Quels sont les défis spécifiques auxquels sont confrontées les nouvelles entreprises à Maurice ?

L’un des principaux besoins des jeunes entreprises est le financement, en particulier dans les premières phases. Et je pense que c’est l’un des premiers obstacles majeurs. Il existe des subventions MRIC et des concours de création d’entreprise. Mais il y a toujours un levier qui est essentiel, c’est le financement privé. La capacité d’un entrepreneur à lancer une start-up seule avec ses propres fonds est un véritable défi. D’autant plus si l’on a beaucoup de factures et peu d’appuis ou de réseaux de partenaires.

Lors des week-ends de start-up organisés par la French Tech, j’ai eu l’occasion d’accompagner des étudiants en tant que coach. Ces étudiants ont des idées géniales et sont très talentueux. Pendant ce week-end, on voit des équipes hyper-motivées et quatre mois plus tard, il n’y a rien du tout. Parfois, ces équipes ne se sont pas vues plus de deux fois, plus de trois fois. Que s’est-il passé entre-temps ? Ils ont trouvé du travail. Ils sont demandés sur le marché mauricien. Ils ont peut-être la meilleure idée du monde mais je pense qu’il y a ce grand défi du financement et de la stabilité. C’est ce qui se passe dans la pratique. L’intégration dans le marché du travail traditionnel est souvent en totale concurrence avec l’esprit d’entreprise des jeunes.

De ce fait, dans cet environnement instable, quelle importance accordez-vous au coaching, au partenariat et à la mise en réseau, et comment cela influe-t-il sur la trajectoire de croissance des jeunes pousses ?

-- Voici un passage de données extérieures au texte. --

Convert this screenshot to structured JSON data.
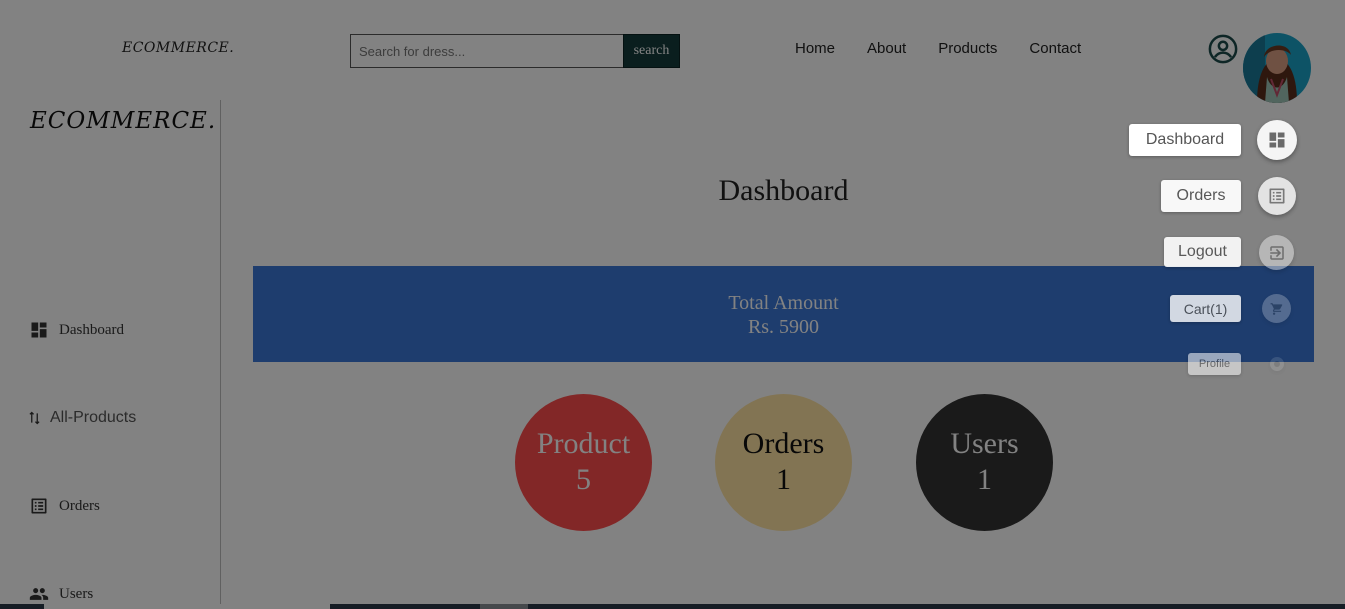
{
  "header": {
    "logo": "ECOMMERCE.",
    "search": {
      "placeholder": "Search for dress...",
      "value": "",
      "button": "search"
    },
    "nav": [
      "Home",
      "About",
      "Products",
      "Contact"
    ]
  },
  "sidebar": {
    "logo": "ECOMMERCE.",
    "items": [
      {
        "label": "Dashboard",
        "icon": "dashboard-icon"
      },
      {
        "label": "All-Products",
        "icon": "sort-arrows-icon"
      },
      {
        "label": "Orders",
        "icon": "list-icon"
      },
      {
        "label": "Users",
        "icon": "people-icon"
      }
    ]
  },
  "main": {
    "title": "Dashboard",
    "total": {
      "label": "Total Amount",
      "value": "Rs. 5900"
    },
    "cards": [
      {
        "label": "Product",
        "count": "5"
      },
      {
        "label": "Orders",
        "count": "1"
      },
      {
        "label": "Users",
        "count": "1"
      }
    ]
  },
  "speed_dial": {
    "actions": [
      {
        "label": "Dashboard",
        "icon": "dashboard-icon"
      },
      {
        "label": "Orders",
        "icon": "list-icon"
      },
      {
        "label": "Logout",
        "icon": "logout-icon"
      },
      {
        "label": "Cart(1)",
        "icon": "cart-icon"
      },
      {
        "label": "Profile",
        "icon": "person-icon"
      }
    ]
  },
  "colors": {
    "total_box": "#3b78d8",
    "product_circle": "#ff4d4d",
    "orders_circle": "#ffe4a4",
    "users_circle": "#333333",
    "search_button": "#143c3c"
  }
}
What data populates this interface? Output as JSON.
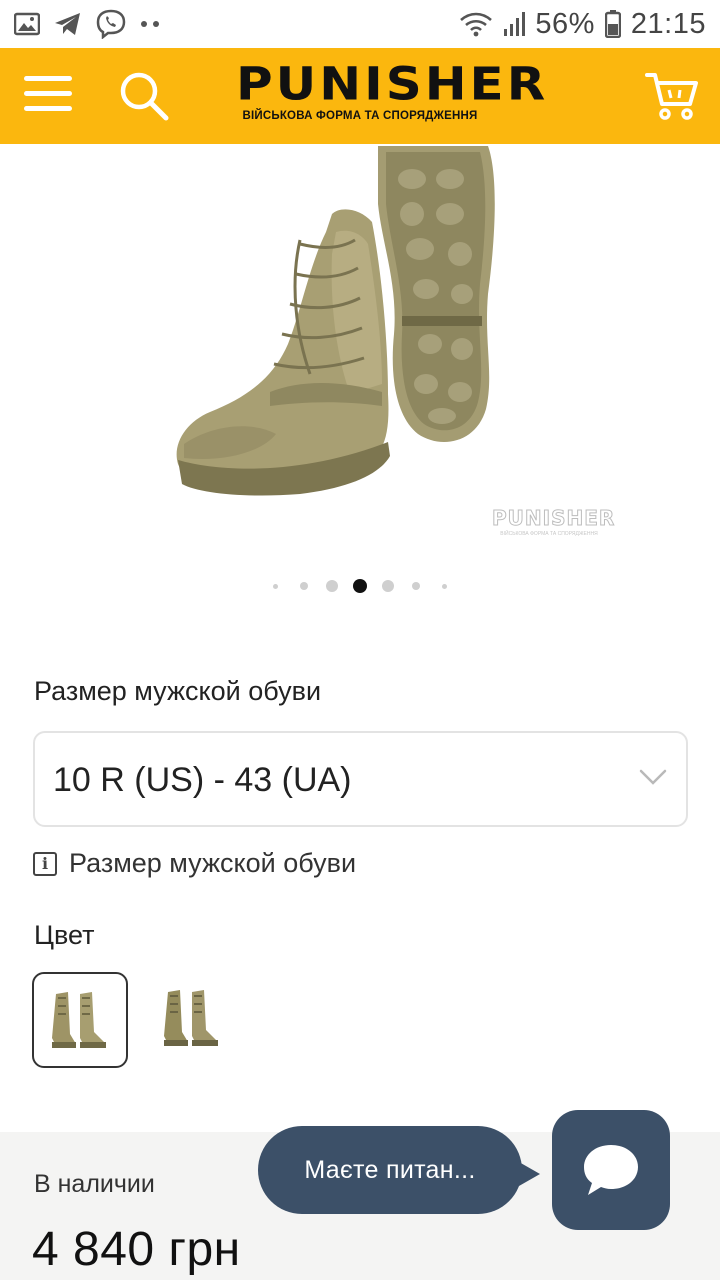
{
  "status_bar": {
    "icons_left": [
      "gallery-icon",
      "telegram-icon",
      "viber-icon",
      "more-dots-icon"
    ],
    "battery": "56%",
    "time": "21:15"
  },
  "header": {
    "logo_name": "PUNISHER",
    "logo_subtitle": "ВІЙСЬКОВА ФОРМА ТА СПОРЯДЖЕННЯ",
    "background_color": "#fbb70e"
  },
  "product": {
    "image_alt_icon": "tactical-boots",
    "watermark": "PUNISHER",
    "carousel": {
      "total": 7,
      "active_index": 3
    }
  },
  "size": {
    "label": "Размер мужской обуви",
    "selected": "10 R (US) - 43 (UA)",
    "info_text": "Размер мужской обуви"
  },
  "color": {
    "label": "Цвет",
    "options": [
      "coyote",
      "olive"
    ],
    "selected_index": 0
  },
  "availability": "В наличии",
  "price": "4 840 грн",
  "chat": {
    "prompt": "Маєте питан...",
    "color": "#3c5068"
  }
}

L’île Maurice offre l’avantage d’être un petit territoire, ce qui facilite l’accès aux décideurs, aux investisseurs et aux législateurs. Le réseautage a plusieurs effets. Le premier est la visibilité, c’est-à-dire que si vous êtes un entrepreneur, vous vous direz probablement que vous devez sortir de votre boîte lorsqu’il y a une solution brillante à développer. Mais si personne ne la connaît, le client ne vous trouvera pas. L’investisseur que vous recherchez ne le saura pas, même si l’idée est là et qu’il a de l’argent à investir. Il y a un troisième levier majeur que vous pouvez utiliser pour, entre guillemets, vous élever : le réseautage. C’est un gain de temps en termes de réflexion et de stratégie. Échanger des idées, c’est aussi trouver des gens qui peuvent vous challenger et vous aider à aller beaucoup plus vite et beaucoup plus loin.

Dans ce contexte, quels avantages les incubateurs offrent-ils aux entrepreneurs ?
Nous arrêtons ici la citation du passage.